Die geschichtliche Aufarbeitung einer Zeit, die Hilsenrath als messerscharfer Beobachter und als bitterböser Chronist dokumentiert hat, ist überfällig.

Seitdem sich die Bücher wie warme Brötchen verkaufen, läuft auch ein zweiter Bereich wie geschmiert: Drei Bücher sollen in absehbarer Zeit verfilmt werden, die Verhandlungen finden gerade statt. Das ‚Märchen vom letzten Gedanken’, ‚Der Nazi und der Friseur’ und ‚Bronskys Geständnis’ werden im Laufe der nächsten Jahre auf die Leinwand kommen. Die geschichtliche Aufarbeitung einer Zeit, die Hilsenrath als messerscharfer Beobachter und als bitterböser Chronist dokumentiert hat, ist überfällig. So erschüttert er in ‚Bronskys Geständnis’ das Bild vom erfolgreichen Juden in Amerika. Sein Antiheld schlägt sich eher schlecht als recht durch das New York der fünfziger Jahre und verwickelt sich auf der verzweifelten Suche nach Glück und einer Frau in aberwitzige, groteske und makabere Situationen – eine Parallele zur Situation der Migranten, die sich heute in Deutschland um Anerkennung bemühen drängt sich förmlich auf.

Die späte Anerkennung der letzten Jahre freut Hilsenrath. Natürlich. Die Berliner Akademie der Künste, der er sein Archiv vermacht hat, ehrt seine Arbeit mit einer Wanderausstellung – „Verliebt in die Deutsche Sprache“ heißt sie und zeigt die handschriftlichen Manuskripte zu seinen inzwischen neun Büchern. Er hat seine alte Heimat in der Ukraine und in Rumänien, auch von Kamerateams begleitet, mehrfach besucht.

Ganz wichtig ist für Hilsrenrath auch die nunmehr vollständige Veröffentlichung der zehn-bändigen Werkausgabe im Dittrich Verlag. Nach und nach sind seine wichtigsten Bücher bei Dittrich neu erschienen, die öffentliche Resonanz durchaus wohlwohlwollend, bestätigt Verleger Volker Dittrich. Mit ‚Sie trommelten mit den Fäusten den Takt’ – ‚Erzählungen und andere Texte’ schließt sich der Kreis. Hier berichtet der alte Autor von ganz persönlichen Erfahrungen während seiner Lesereisen und von subjektiven Einblicken in seine Weltsicht.

Jetzt, endlich auf dem Höhepunkt seiner Popularität angekommen, scheint Hilsenrath müde. Das Gespräch hat ihn erschöpft, es bleibt nur noch die Frage nach Paulette Brodu. Die 81-jährige Französin steht in regem Briefwechsel mit ihm.

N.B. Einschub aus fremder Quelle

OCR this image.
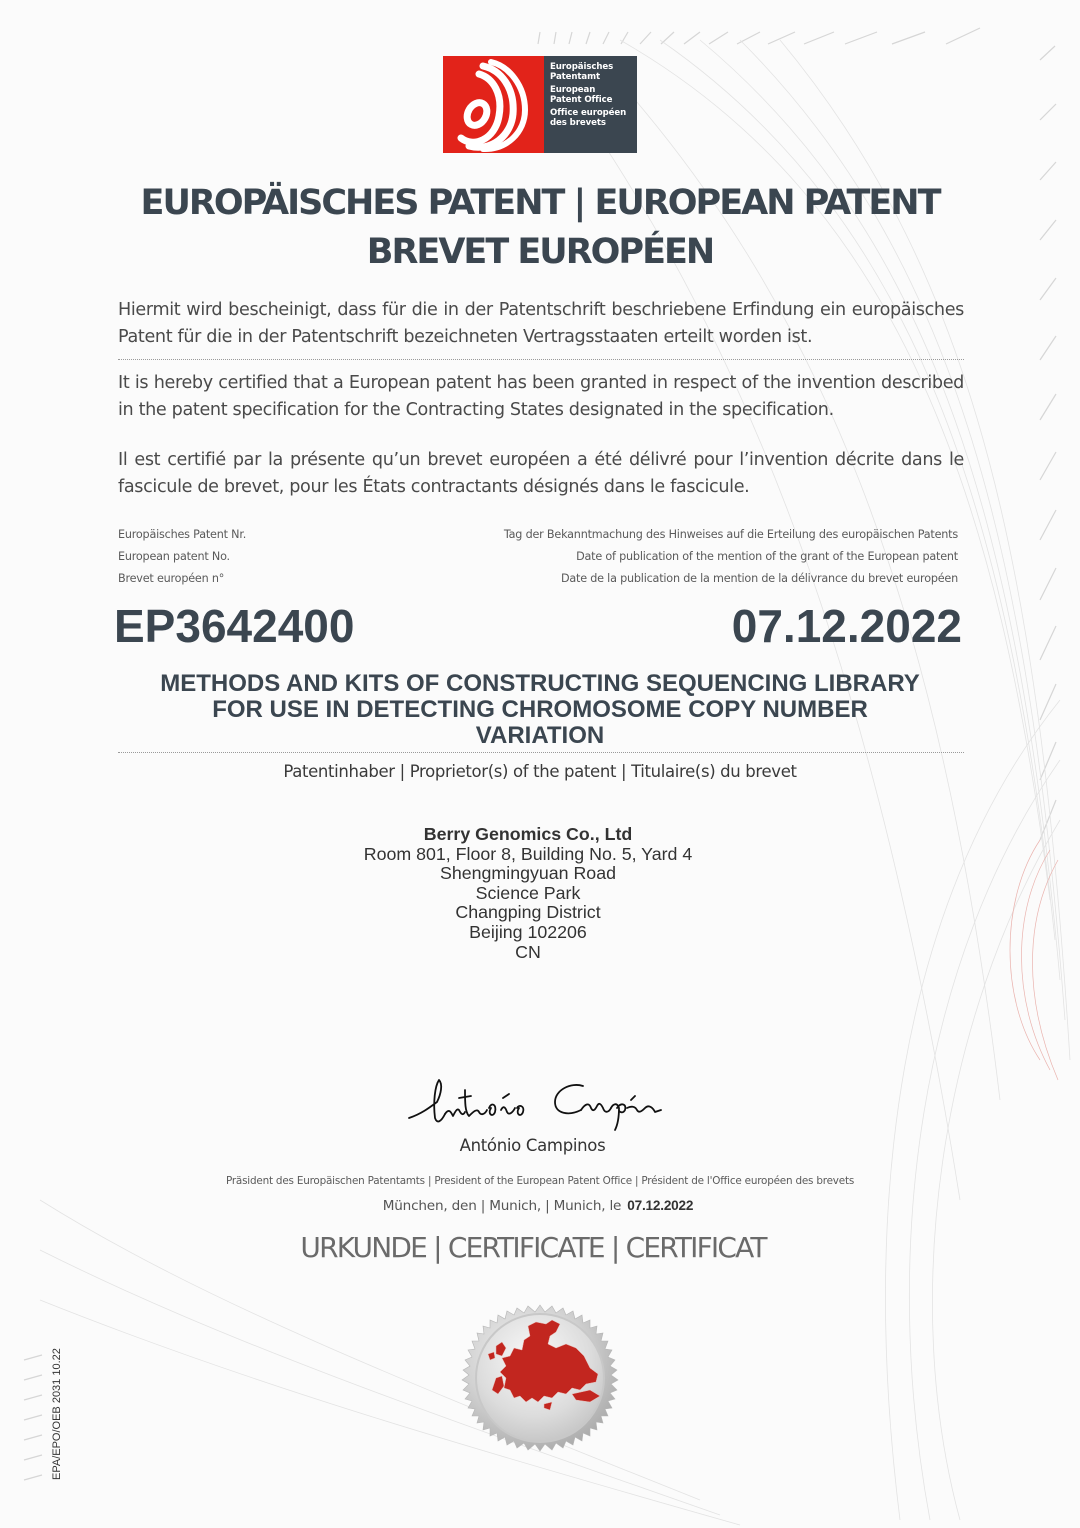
Europäisches
Patentamt
European
Patent Office
Office européen
des brevets
EUROPÄISCHES PATENT | EUROPEAN PATENT
BREVET EUROPÉEN
Hiermit wird bescheinigt, dass für die in der Patentschrift beschriebene Erfindung ein europäisches Patent für die in der Patentschrift bezeichneten Vertragsstaaten erteilt worden ist.
It is hereby certified that a European patent has been granted in respect of the invention described in the patent specification for the Contracting States designated in the specification.
Il est certifié par la présente qu’un brevet européen a été délivré pour l’invention décrite dans le fascicule de brevet, pour les États contractants désignés dans le fascicule.
Europäisches Patent Nr.
European patent No.
Brevet européen n°
Tag der Bekanntmachung des Hinweises auf die Erteilung des europäischen Patents
Date of publication of the mention of the grant of the European patent
Date de la publication de la mention de la délivrance du brevet européen
EP3642400	07.12.2022
METHODS AND KITS OF CONSTRUCTING SEQUENCING LIBRARY
FOR USE IN DETECTING CHROMOSOME COPY NUMBER
VARIATION
Patentinhaber | Proprietor(s) of the patent | Titulaire(s) du brevet
Berry Genomics Co., Ltd
Room 801, Floor 8, Building No. 5, Yard 4
Shengmingyuan Road
Science Park
Changping District
Beijing 102206
CN
António Campinos
Präsident des Europäischen Patentamts | President of the European Patent Office | Président de l'Office européen des brevets
München, den | Munich, | Munich, le 07.12.2022
URKUNDE | CERTIFICATE | CERTIFICAT
EPA/EPO/OEB 2031 10.22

Sie ist die erste, die sich an der germanistischen Fakultät der Sorbonne mit seinem Werk befasst hat. Auch ihr Alter und ihre Liebe zur deutschen Sprache begeistern den Schriftsteller. Vielleicht in einigen Monaten will sie von Paris nach Berlin fahren. Dann, so der Plan, wollen sie sich treffen. Und bei einer Tasse sehr starkem Kaffee über die vergangene Zeit sprechen. Damals in Frankreich und in Mogilev, wo die Nacht vier Jahre währte.